No. Payment Links are free to create and use. You pay the same 2.9 percent plus 30 cents per successful card transaction that you would pay for any Stripe integration. International cards add 1 percent, currency conversion adds 1 percent. Stripe Tax (optional) adds 0.5 percent capped at $2.50. There is no monthly fee, no per-link fee, no setup fee.
Can I sell digital downloads through a Payment Link?
Yes, but Stripe does not host the file delivery itself. You need a fulfillment step — typically a webhook that triggers an email with a download URL, or a Zapier integration to a tool like SendOwl or BigProductStore. Many creators just upload the file to Google Drive or Dropbox, set sharing to anyone-with-link, and email the link manually for low volumes.
Can buyers pay with Apple Pay, Google Pay or PayPal on a Stripe Payment Link?

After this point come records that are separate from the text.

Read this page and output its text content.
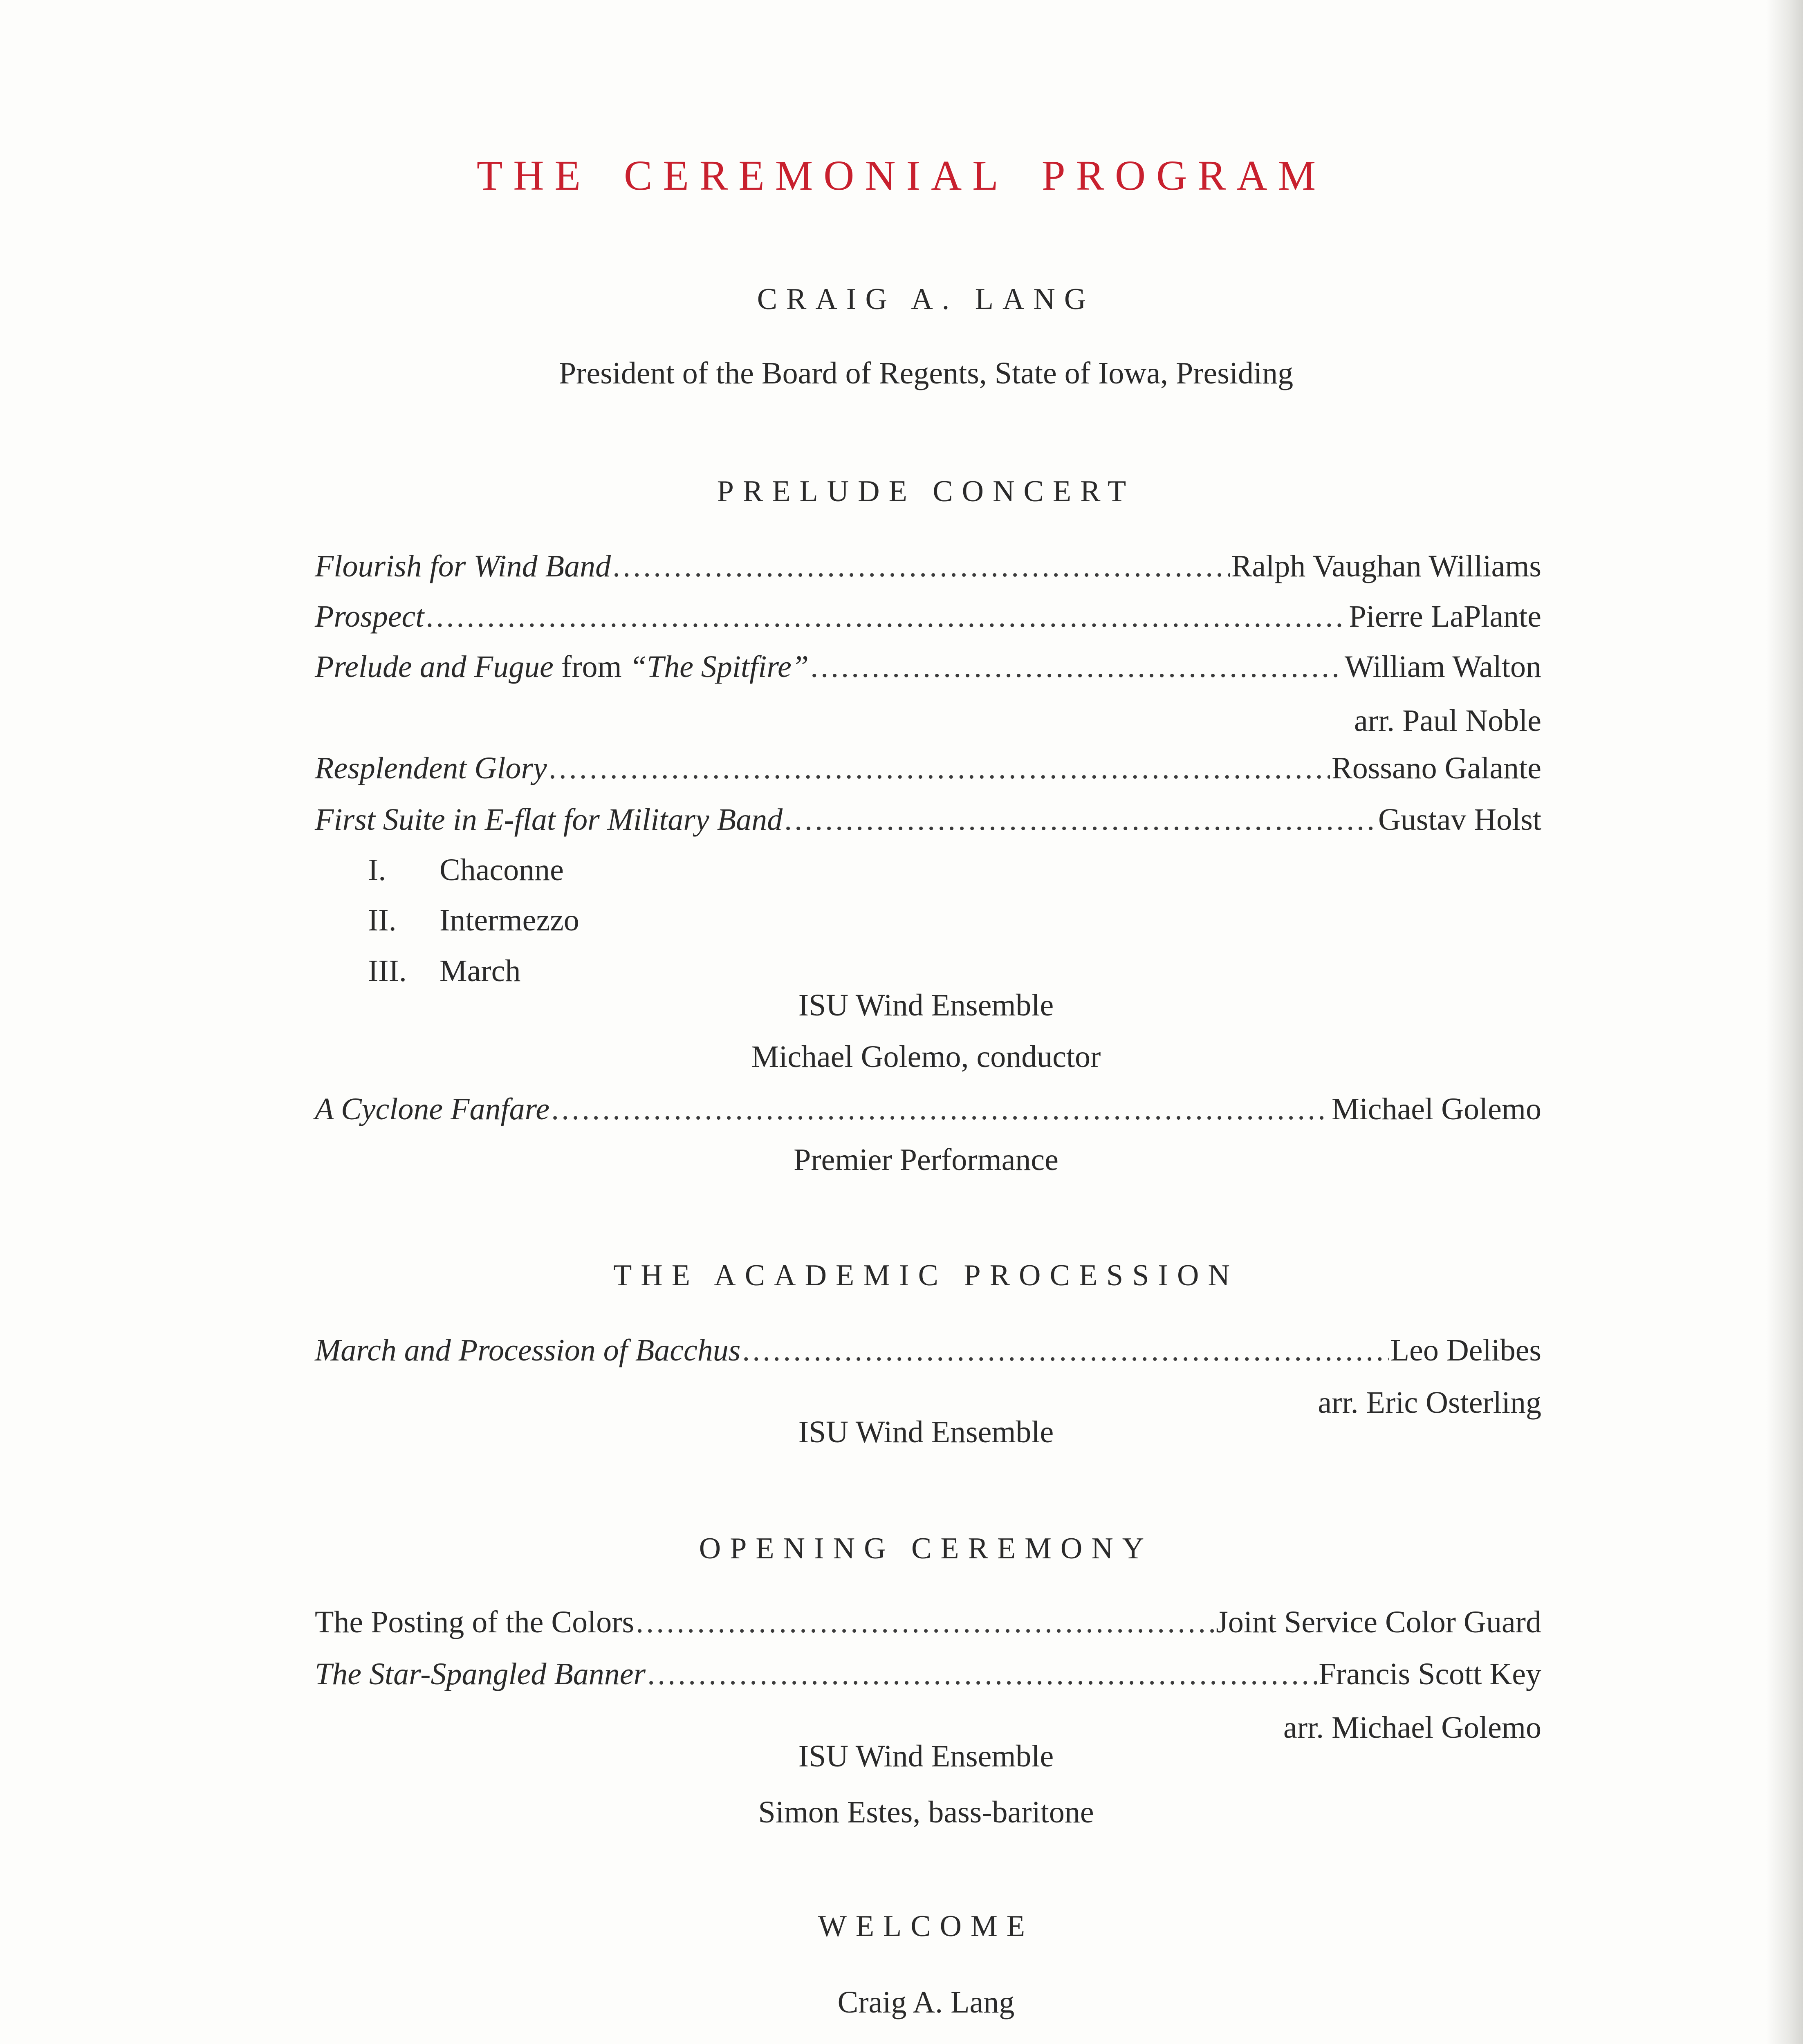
THE CEREMONIAL PROGRAM
CRAIG A. LANG
President of the Board of Regents, State of Iowa, Presiding
PRELUDE CONCERT
Flourish for Wind Band .....	Ralph Vaughan Williams
Prospect .....	Pierre LaPlante
Prelude and Fugue from “The Spitfire” .....	William Walton
arr. Paul Noble
Resplendent Glory .....	Rossano Galante
First Suite in E-flat for Military Band .....	Gustav Holst
I. Chaconne
II. Intermezzo
III. March
ISU Wind Ensemble
Michael Golemo, conductor
A Cyclone Fanfare .....	Michael Golemo
Premier Performance
THE ACADEMIC PROCESSION
March and Procession of Bacchus .....	Leo Delibes
arr. Eric Osterling
ISU Wind Ensemble
OPENING CEREMONY
The Posting of the Colors .....	Joint Service Color Guard
The Star-Spangled Banner .....	Francis Scott Key
arr. Michael Golemo
ISU Wind Ensemble
Simon Estes, bass-baritone
WELCOME
Craig A. Lang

Apple Pay and Google Pay are enabled by default on every Payment Link and appear automatically on supported devices — no setup needed. PayPal is supported in some regions if you enable it under Settings → Payment methods. Cash App Pay, Klarna, Afterpay, Affirm, SEPA Direct Debit, iDEAL and Bancontact are all available depending on the customer's country. Stripe surfaces the right ones automatically based on detected location.
Can I run a free trial through a Payment Link without collecting a card?
Yes. When creating a recurring link toggle "Free trial" and set the trial length in days. You can also choose whether to require a payment method upfront or skip card collection entirely (the customer enters card details only when the trial ends). Stripe sends a reminder email three days before the trial converts, which is a built-in feature you do not have to build.
How do I cancel a Stripe Payment Link?
Open the link in the Dashboard and click Deactivate. The URL stops working immediately for new buyers, but existing subscriptions created through it keep billing normally — deactivating the link does not cancel customers who already signed up. To cancel a specific subscription, find the customer in the Dashboard and cancel from there, or expose the customer billing portal so they can cancel themselves.
What happens if a recurring payment fails?
Stripe runs Smart Retries automatically. The default schedule retries the card three to four times over the next week with intelligent timing (avoiding times when failures are most common). If retries fail, the subscription is marked past_due and Stripe sends the customer dunning emails asking them to update their card via the billing portal. You can customize the retry schedule, the email copy and the eventual cancellation behavior under Settings → Subscriptions and emails.
The bottom line
Stripe Payment Links are the closest thing the internet has to a no-code Shopify replacement for digital products. They are free, fast to set up, surprisingly flexible, and battle-tested at scale. For 90 percent of creators, freelancers and solo SaaS operators in 2026, they are the right answer — better than Gumroad on price, better than Podia on flexibility, better than custom Stripe Checkout on time-to-launch. The 10 percent of cases that need more (dynamic carts, per-customer pricing, complex discount logic) graduate naturally to Stripe Checkout sessions, which are still cheaper than the alternatives. Pair a Payment Link with a custom domain, Stripe Tax, a webhook to a fulfillment automation, and a tracking pixel on the success page, and you have effectively built a single-product e-commerce store in an afternoon for $0/month.
Key takeaways
- Payment Links are free — you pay only standard Stripe processing (2.9% + 30¢), no monthly fees.
- Use a recurring link for SaaS or memberships, one-time for digital downloads and consultations.
- Add a custom domain (checkout.yourbrand.com) on day one — it is included and dramatically improves trust.
- Toggle Stripe Tax before your first sale, not after you owe back taxes.
- Always set a custom success URL and wire up a checkout.session.completed webhook for fulfillment.
- When you outgrow Payment Links (dynamic prices, custom carts), migrate to Stripe Checkout sessions, not a new platform.